Virginia’s shift from white indentured servants to African slaves as the main plantation labor force was accelerated by one of the most dramatic confrontations of this era, Bacon’s Rebellion of 1676. Governor William Berkeley had for thirty years run a corrupt regime in alliance with an inner circle of the colony’s wealthiest tobacco planters. He rewarded his followers with land grants and lucrative offices. At first, Virginia’s tobacco boom had benefited not only planters but also smaller farmers, some of them former servants who managed to acquire farms. But as tobacco farming spread inland, planters connected with the governor engrossed the best lands, leaving freed servants (a growing population, since Virginia’s death rate was finally falling) with no options but to work as tenants or to move to the frontier. At the same time, heavy taxes on tobacco and falling prices because of overproduction reduced the prospects of small farmers. By the 1670s, poverty among whites had reached levels reminiscent of England. In addition, the right to vote, previously enjoyed by all adult men, was confined to landowners in 1670. Governor Berkeley maintained peaceful relations with Virginia’s remaining native population His refusal to allow white settlement in areas reserved for Indians angered many land-hungry colonists.

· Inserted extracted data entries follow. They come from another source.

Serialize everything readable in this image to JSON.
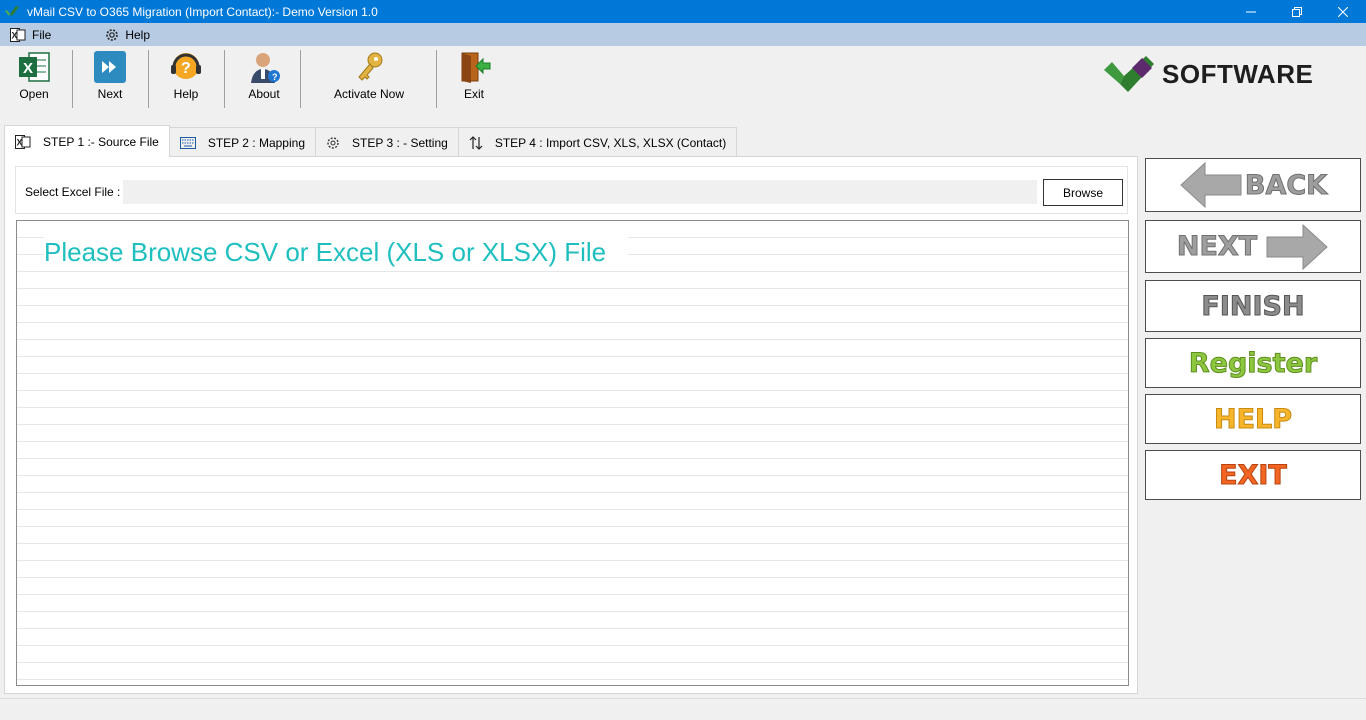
{
  "window": {
    "title": "vMail CSV to O365 Migration (Import Contact):- Demo Version 1.0"
  },
  "menu": {
    "file": "File",
    "help": "Help"
  },
  "toolbar": {
    "open": "Open",
    "next": "Next",
    "help": "Help",
    "about": "About",
    "activate": "Activate Now",
    "exit": "Exit"
  },
  "brand": {
    "logo_text": "SOFTWARE"
  },
  "tabs": [
    {
      "label": "STEP 1 :- Source File",
      "active": true
    },
    {
      "label": "STEP 2 : Mapping",
      "active": false
    },
    {
      "label": "STEP 3 : - Setting",
      "active": false
    },
    {
      "label": "STEP 4 : Import CSV, XLS, XLSX (Contact)",
      "active": false
    }
  ],
  "source": {
    "select_label": "Select Excel File :",
    "file_value": "",
    "browse": "Browse",
    "message": "Please Browse CSV or Excel (XLS or XLSX) File"
  },
  "actions": {
    "back": "BACK",
    "next": "NEXT",
    "finish": "FINISH",
    "register": "Register",
    "help": "HELP",
    "exit": "EXIT"
  },
  "colors": {
    "titlebar": "#0078d7",
    "menubar": "#b7cbe2",
    "message": "#1fbfbf",
    "register": "#8dc63f",
    "help": "#f7b52c",
    "exit": "#f26522"
  }
}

As early as 1661, a Virginia indentured servant was accused of planning an uprising among those “who would be for liberty and free from bondage.” Fifteen years later, long-simmering social tensions coupled with widespread resentment against the injustices of the Berkeley regime erupted in Bacon’s Rebellion. The spark was a minor confrontation between Indians and colonists on Virginia’s western frontier. Settlers now demanded that the governor authorize the extermination or removal of the colony’s Indians, to open more land for whites. Fearing all-out warfare and continuing to profit from the trade with Indians in deerskins, Berkeley refused. An uprising followed that soon careened out of control. Beginning with a series of Indian massacres, it quickly grew into a full-fledged rebellion against Berkeley and his system of rule.
Sir William Berkeley, governor of colonial Virginia, 1641-1652 and 1660-1677, in a portrait by Sir Peter Lely. Berkeley’s authoritarian rule helped to spark Bacon’s Rebellion.
To some extent, Bacon’s Rebellion was a conflict within the Virginia elite. The leader, Nathaniel Bacon, a wealthy and ambitious planter who had arrived in Virginia in 1673, disdained Berkeley’s coterie as men of “mean education and employments.” His backers included men of wealth outside the governor’s circle of cronies. But Bacon’s call for the removal of all Indians from the colony, a reduction of taxes at a time of economic recession, and an end to rule by “grandees” rapidly gained support from small farmers, landless men, indentured servants, and even some Africans. The bulk of his army consisted of discontented men who had recently been servants.